NOM says Internal Revenue Service has admitted wrongdoing in donor list leak case.
The Internal Revenue Service has admitted wrongdoing in releasing the National Organization for Marriage’s donor list and has agreed to pay NOM $50,000 to settle a resulting lawsuit.
The donor list was obtained by the Human Rights Campaign.
"It has been a long and arduous process to hold the IRS accountable for their illegal release of our confidential tax return and donor list, which was ultimately given to our chief political rival by the recipient," said John Eastman, NOM’s chairman and a member of the ActRight legal Foundation team that brought the lawsuit against the IRS on NOM’s behalf in October, 2013. "In the beginning, the government claimed that the IRS had done nothing wrong and that NOM itself must have released our confidential information. Thanks to a lot of hard work, we’ve forced the IRS to admit that they in fact were the ones to break the law and wrongfully released this confidential information."

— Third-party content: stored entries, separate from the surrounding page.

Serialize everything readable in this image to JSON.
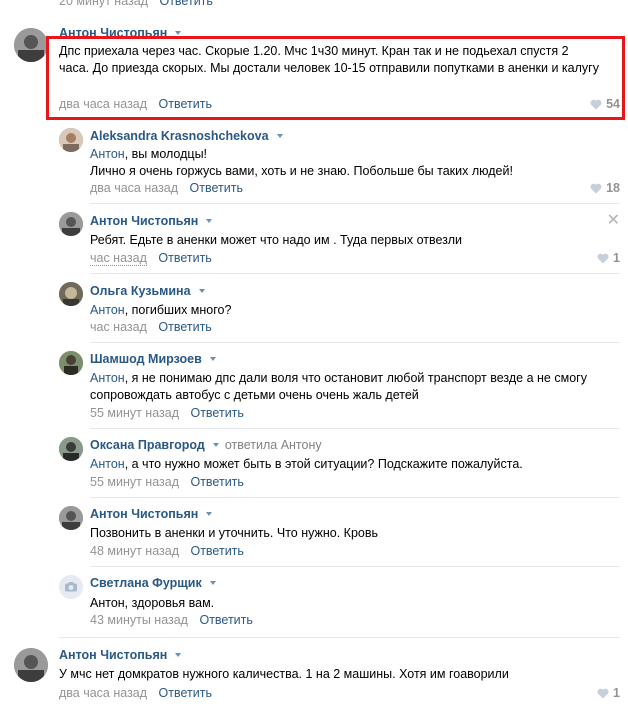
{
  "top_stub": {
    "time": "20 минут назад",
    "reply": "Ответить"
  },
  "comments": [
    {
      "author": "Антон Чистопьян",
      "text": "Дпс приехала через час. Скорые 1.20. Мчс 1ч30 минут. Кран так и не подьехал спустя 2 часа. До приезда скорых. Мы достали человек 10-15 отправили попутками в аненки и калугу",
      "time": "два часа назад",
      "reply": "Ответить",
      "likes": "54"
    },
    {
      "author": "Aleksandra Krasnoshchekova",
      "addressee": "Антон",
      "text": ", вы молодцы!\nЛично я очень горжусь вами, хоть и не знаю. Побольше бы таких людей!",
      "time": "два часа назад",
      "reply": "Ответить",
      "likes": "18"
    },
    {
      "author": "Антон Чистопьян",
      "text": "Ребят. Едьте в аненки может что надо им . Туда первых отвезли",
      "time": "час назад",
      "reply": "Ответить",
      "likes": "1"
    },
    {
      "author": "Ольга Кузьмина",
      "addressee": "Антон",
      "text": ", погибших много?",
      "time": "час назад",
      "reply": "Ответить"
    },
    {
      "author": "Шамшод Мирзоев",
      "addressee": "Антон",
      "text": ", я не понимаю дпс дали воля что остановит любой транспорт везде а не смогу сопровождать автобус с детьми очень очень жаль детей",
      "time": "55 минут назад",
      "reply": "Ответить"
    },
    {
      "author": "Оксана Правгород",
      "replied_to": "ответила Антону",
      "addressee": "Антон",
      "text": ", а что нужно может быть в этой ситуации? Подскажите пожалуйста.",
      "time": "55 минут назад",
      "reply": "Ответить"
    },
    {
      "author": "Антон Чистопьян",
      "text": "Позвонить в аненки и уточнить. Что нужно. Кровь",
      "time": "48 минут назад",
      "reply": "Ответить"
    },
    {
      "author": "Светлана Фурщик",
      "text": "Антон, здоровья вам.",
      "time": "43 минуты назад",
      "reply": "Ответить"
    },
    {
      "author": "Антон Чистопьян",
      "text": "У мчс нет домкратов нужного каличества. 1 на 2 машины. Хотя им гоаворили",
      "time": "два часа назад",
      "reply": "Ответить",
      "likes": "1"
    }
  ],
  "colors": {
    "link": "#2a5885",
    "meta": "#939393",
    "highlight": "#e8161a",
    "separator": "#e7e8ec"
  },
  "icons": [
    "heart-icon",
    "close-icon",
    "camera-icon",
    "chevron-down-icon"
  ]
}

NOM said in a statement that an investigation revealed that its 2008 tax return and list of major donors was released to Matthew Meisel, a gay activist in Boston. Email correspondence from Meisel revealed that he told a colleague that he had "a conduit" to obtain NOM’s confidential information. While testifying under oath in a deposition in the litigation, Meisel invoked the 5th Amendment right against self-incrimination and refused to disclose the identity of his conduit.
“Documents obtained during the litigation prove that Meisel then provided NOM’s tax data to the Human Rights Campaign (whose president was a national Co-Chair of the Obama Reelection Campaign),” NOM said. The information was also published by the Huffington Post.
“We have called on the Attorney General to grant Matthew Meisel immunity from prosecution so that we can force him to disclose the identity of his conduit,” the statement read.
Requests for comment from NOM and the Human Rights Campaign have not yet been answered. An IRS spokesman said he was prohibited by law from commenting.